Pobre é pobre e bandido é bandido

Existe uma tendência a se reduzir o problema da violência no Brasil à questão da desigualdade social. A origem da violência estaria na falta de oportunidades e pobreza causadas pela desigualdade social e os criminosos seriam meras vítimas da sociedade. Esta é uma visão preconceituosa de quem só considera criminoso o pobre que comete crime. Sim, por que se pobreza fosse a origem do crime, não existiria tantos criminosos nas classes mais altas, nem pessoas tão dignas nas classes mais baixas da sociedade. Para ficar em apenas um exemplo, traficante é apenas aquele que vende drogas na favela ou aquele que vende drogas nas festas dos apartamentos de luxo Zona Sul também é? Rico que comete crimes não é criminoso? A pobreza sozinha pode ser considerada a responsável pela violência?
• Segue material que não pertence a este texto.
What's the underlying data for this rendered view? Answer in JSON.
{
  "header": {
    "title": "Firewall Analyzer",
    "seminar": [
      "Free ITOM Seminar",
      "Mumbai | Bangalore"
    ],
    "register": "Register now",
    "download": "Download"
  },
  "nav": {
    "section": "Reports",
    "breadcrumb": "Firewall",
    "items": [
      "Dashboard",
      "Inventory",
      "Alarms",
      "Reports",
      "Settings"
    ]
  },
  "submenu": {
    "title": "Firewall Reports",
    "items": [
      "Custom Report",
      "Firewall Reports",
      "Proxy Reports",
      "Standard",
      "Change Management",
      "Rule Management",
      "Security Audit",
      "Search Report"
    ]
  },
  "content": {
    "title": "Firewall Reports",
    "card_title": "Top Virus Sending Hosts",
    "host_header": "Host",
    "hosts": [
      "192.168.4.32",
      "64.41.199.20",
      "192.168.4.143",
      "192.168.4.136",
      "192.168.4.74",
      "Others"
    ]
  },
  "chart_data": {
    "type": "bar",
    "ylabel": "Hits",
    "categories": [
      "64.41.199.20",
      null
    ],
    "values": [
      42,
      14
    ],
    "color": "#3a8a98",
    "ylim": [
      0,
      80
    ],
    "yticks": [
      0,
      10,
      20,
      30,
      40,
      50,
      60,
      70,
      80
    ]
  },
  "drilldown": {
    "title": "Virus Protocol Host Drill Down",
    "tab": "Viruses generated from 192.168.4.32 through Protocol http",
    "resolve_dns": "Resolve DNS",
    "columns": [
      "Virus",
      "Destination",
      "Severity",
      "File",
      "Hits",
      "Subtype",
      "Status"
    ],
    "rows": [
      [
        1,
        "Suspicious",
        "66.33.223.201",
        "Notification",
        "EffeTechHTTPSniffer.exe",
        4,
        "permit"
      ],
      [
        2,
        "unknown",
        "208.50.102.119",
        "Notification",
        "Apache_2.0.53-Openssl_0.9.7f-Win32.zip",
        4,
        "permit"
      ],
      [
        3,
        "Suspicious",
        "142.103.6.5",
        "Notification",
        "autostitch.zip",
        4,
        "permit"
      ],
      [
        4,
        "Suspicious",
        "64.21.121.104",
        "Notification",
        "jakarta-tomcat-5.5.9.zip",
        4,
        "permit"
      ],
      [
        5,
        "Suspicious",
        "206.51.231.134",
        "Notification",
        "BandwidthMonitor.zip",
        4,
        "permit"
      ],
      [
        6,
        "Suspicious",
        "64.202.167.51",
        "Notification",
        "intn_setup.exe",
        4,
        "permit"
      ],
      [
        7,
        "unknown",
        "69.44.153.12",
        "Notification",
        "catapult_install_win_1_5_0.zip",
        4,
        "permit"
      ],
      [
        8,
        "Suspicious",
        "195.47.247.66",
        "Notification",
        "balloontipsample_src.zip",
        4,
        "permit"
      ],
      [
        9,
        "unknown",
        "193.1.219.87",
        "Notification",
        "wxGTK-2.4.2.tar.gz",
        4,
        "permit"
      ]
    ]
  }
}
Todos os dias vários criminosos são presos e a muitos destes ostentam uma extensa ficha criminal. São presos diversas vezes após cometerem inúmeros crimes no prazo de poucos anos e serem soltos em pouco tempo, beneficiados por nossas leis frouxas. Nossos intelectualóides argumentariam que prisão não resolve o problema, que nossas prisões são escolas de criminosos, que estas pessoas cometeram crimes pela falta de oportunidades e pela histórica desigualdade social que assola o país, blá, blá, blá, blá, blá, blá. Eles então continuam sendo soltos e destruindo a vida de tantas vítimas por aí.

Policiais brasileiros fazem papel de idiota em sua dura e arriscada labuta de enxugar o gelo, e, no fim, a culpa é sempre da polícia por não usar de sua onisciência, onipresença e onipotência para impedir que o crime aconteça. Prender e encarcerar talvez não resolva o problema em definitivo, mas, passar a mão na cabeça e chamar de coitadinho com certeza não ajuda em nada. Um réu primário às vezes merece uma nova chance, mas e quem reincidiu uma, duas, três, dez, vinte vezes? A certeza da impunidade é um dos motores da violência. Se um criminoso efetivamente cumprisse a pena prevista no Código Penal para o seu crime (ainda que muitas vezes baixa), teríamos menos um problema por alguns anos e inúmeros crimes deixariam de ser cometidos por este indivíduo.


É como uma pessoa que teve cirrose hepática por ser alcoólatra. A causa é, entre outras, a bebida, mas parar de beber não a salvará, pois ela ainda teria um fígado destruído para cuidar. Se hoje por um milagre o Brasil se tornasse o país mais justo do mundo e sem desigualdade social, ainda teríamos milhares de criminosos matando, roubando, traficando drogas, estuprando, desviando recursos públicos, entre tantos outros crimes que ainda precisariam ser combatidos. A violência é um problema muito complexo e de difícil solução, pois esta depende de todos. Não adianta culpar apenas a desigualdade social e deixar de combater o problema. Nem adianta tratar o bandido como um coitadinho vítima da sociedade. Bandido é bandido e deve ser tratado como tal, seja ele pobre ou rico.